What Are Tokens in AI Models?
AI language models don't process text word by word or character by character — they work with tokens. A token is a chunk of text that the model's tokenizer has learned to recognize as a meaningful unit. In English, common words like "the", "is", and "cat" are usually single tokens. Longer or rarer words may be split into multiple tokens ("tokenization" → "token" + "ization"). Spaces, punctuation, and newlines also consume tokens.
The most widely used tokenizer for GPT-4 and GPT-3.5 is cl100k_base. Claude and Gemini use their own tokenizers but all approximate to about 1 token per 4 characters of English text, or roughly 0.75 tokens per word.
Why Does Token Count Matter?
- Context window limits: Every model has a maximum number of tokens it can process at once (input + output combined). Exceeding this limit truncates your input or causes an error.
- API costs: Most AI APIs charge per token. Knowing your token count lets you estimate costs before running expensive batch jobs.
- Response quality: Very long prompts near the context limit can degrade quality as the model may struggle to attend to all context equally.
- System prompt budget: When building AI applications, you need to budget tokens between your system prompt, conversation history, and user input.
Context Window Sizes (2026)
Model context windows have grown dramatically. GPT-4o and Claude 3.5 Sonnet both support 128,000 tokens. Claude 3 Opus reaches 200,000 tokens. Gemini 1.5 Pro extends to 1,000,000 tokens — roughly 750,000 words or about 1,500 pages of text. Gemini 1.5 Ultra reaches 2,000,000 tokens.
How to Reduce Token Count
- Remove unnecessary context or repeated information from prompts.

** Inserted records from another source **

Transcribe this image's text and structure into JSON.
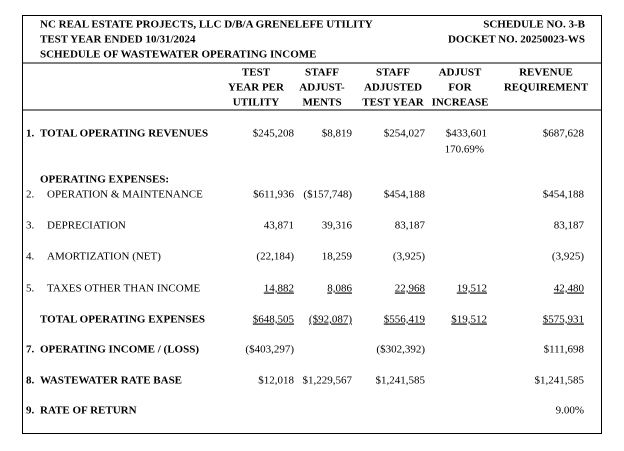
{
  "header": {
    "left": [
      "NC REAL ESTATE PROJECTS, LLC D/B/A GRENELEFE UTILITY",
      "TEST YEAR ENDED 10/31/2024",
      "SCHEDULE OF WASTEWATER OPERATING INCOME"
    ],
    "right": [
      "SCHEDULE NO. 3-B",
      "DOCKET NO. 20250023-WS"
    ]
  },
  "table": {
    "columns": [
      [
        "TEST",
        "YEAR PER",
        "UTILITY"
      ],
      [
        "STAFF",
        "ADJUST-",
        "MENTS"
      ],
      [
        "STAFF",
        "ADJUSTED",
        "TEST YEAR"
      ],
      [
        "ADJUST",
        "FOR",
        "INCREASE"
      ],
      [
        "REVENUE",
        "REQUIREMENT"
      ]
    ],
    "rows": [
      {
        "num": "1.",
        "label": "TOTAL OPERATING REVENUES",
        "bold": true,
        "cells": [
          "$245,208",
          "$8,819",
          "$254,027",
          "$433,601",
          "$687,628"
        ],
        "note": "170.69%"
      },
      {
        "label": "OPERATING EXPENSES:",
        "bold": true
      },
      {
        "num": "2.",
        "label": "OPERATION & MAINTENANCE",
        "cells": [
          "$611,936",
          "($157,748)",
          "$454,188",
          null,
          "$454,188"
        ]
      },
      {
        "num": "3.",
        "label": "DEPRECIATION",
        "cells": [
          "43,871",
          "39,316",
          "83,187",
          null,
          "83,187"
        ]
      },
      {
        "num": "4.",
        "label": "AMORTIZATION (NET)",
        "cells": [
          "(22,184)",
          "18,259",
          "(3,925)",
          null,
          "(3,925)"
        ]
      },
      {
        "num": "5.",
        "label": "TAXES OTHER THAN INCOME",
        "underline": true,
        "cells": [
          "14,882",
          "8,086",
          "22,968",
          "19,512",
          "42,480"
        ]
      },
      {
        "label": "TOTAL OPERATING EXPENSES",
        "bold": true,
        "underline": true,
        "cells": [
          "$648,505",
          "($92,087)",
          "$556,419",
          "$19,512",
          "$575,931"
        ]
      },
      {
        "num": "7.",
        "label": "OPERATING INCOME / (LOSS)",
        "bold": true,
        "cells": [
          "($403,297)",
          null,
          "($302,392)",
          null,
          "$111,698"
        ]
      },
      {
        "num": "8.",
        "label": "WASTEWATER RATE BASE",
        "bold": true,
        "cells": [
          "$12,018",
          "$1,229,567",
          "$1,241,585",
          null,
          "$1,241,585"
        ]
      },
      {
        "num": "9.",
        "label": "RATE OF RETURN",
        "bold": true,
        "cells": [
          null,
          null,
          null,
          null,
          "9.00%"
        ]
      }
    ]
  }
}
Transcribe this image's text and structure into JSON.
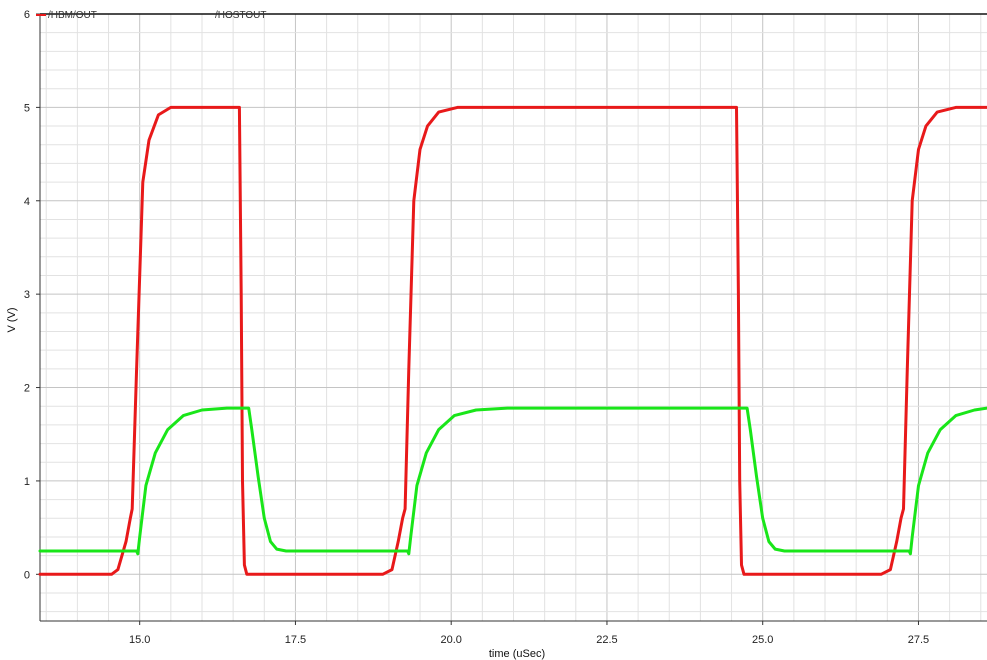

- Use shorter variable names and compressed JSON when passing structured data.
- Summarize long documents before including them in context.
- Use retrieval-augmented generation (RAG) to include only the relevant document sections.
- Remove markdown formatting from text if the model doesn't need to see it.
Frequently Asked Questions
How accurate is this token counter? +
This tool uses the ~4 characters per token approximation for the GPT-4 cl100k_base tokenizer. For English text, the estimate is typically within 5–10% of the actual count. Non-English text and code can vary more. For exact counts, use OpenAI's tiktoken library (Python) or Anthropic's API token counting endpoint.
Do different models count tokens differently? +
Yes. GPT-4, Claude, and Gemini each have their own tokenizers. However, for English text they all approximate to roughly 4 characters per token, so the estimates here are useful across all major models. For precise counts per model, use each provider's official tokenizer.
Does context window include both input and output? +
Yes. The context window is the total number of tokens for input (your prompt + conversation history + system prompt) plus output (the model's response). If a model has a 128K context window and your input is 100K tokens, the model can only generate up to ~28K tokens in response.
How many tokens is a typical ChatGPT conversation? +
A typical back-and-forth exchange uses 500–2,000 tokens total. A long research session with pasted documents could easily reach 20,000–50,000 tokens. System prompts in API applications typically range from 500 to 5,000 tokens.
What happens when you exceed the context window? +
In chat interfaces, older messages are typically dropped from context silently — the model loses memory of early conversation. Via API, you receive an error or the input is truncated, depending on the provider. This is why token counting is important when building AI applications.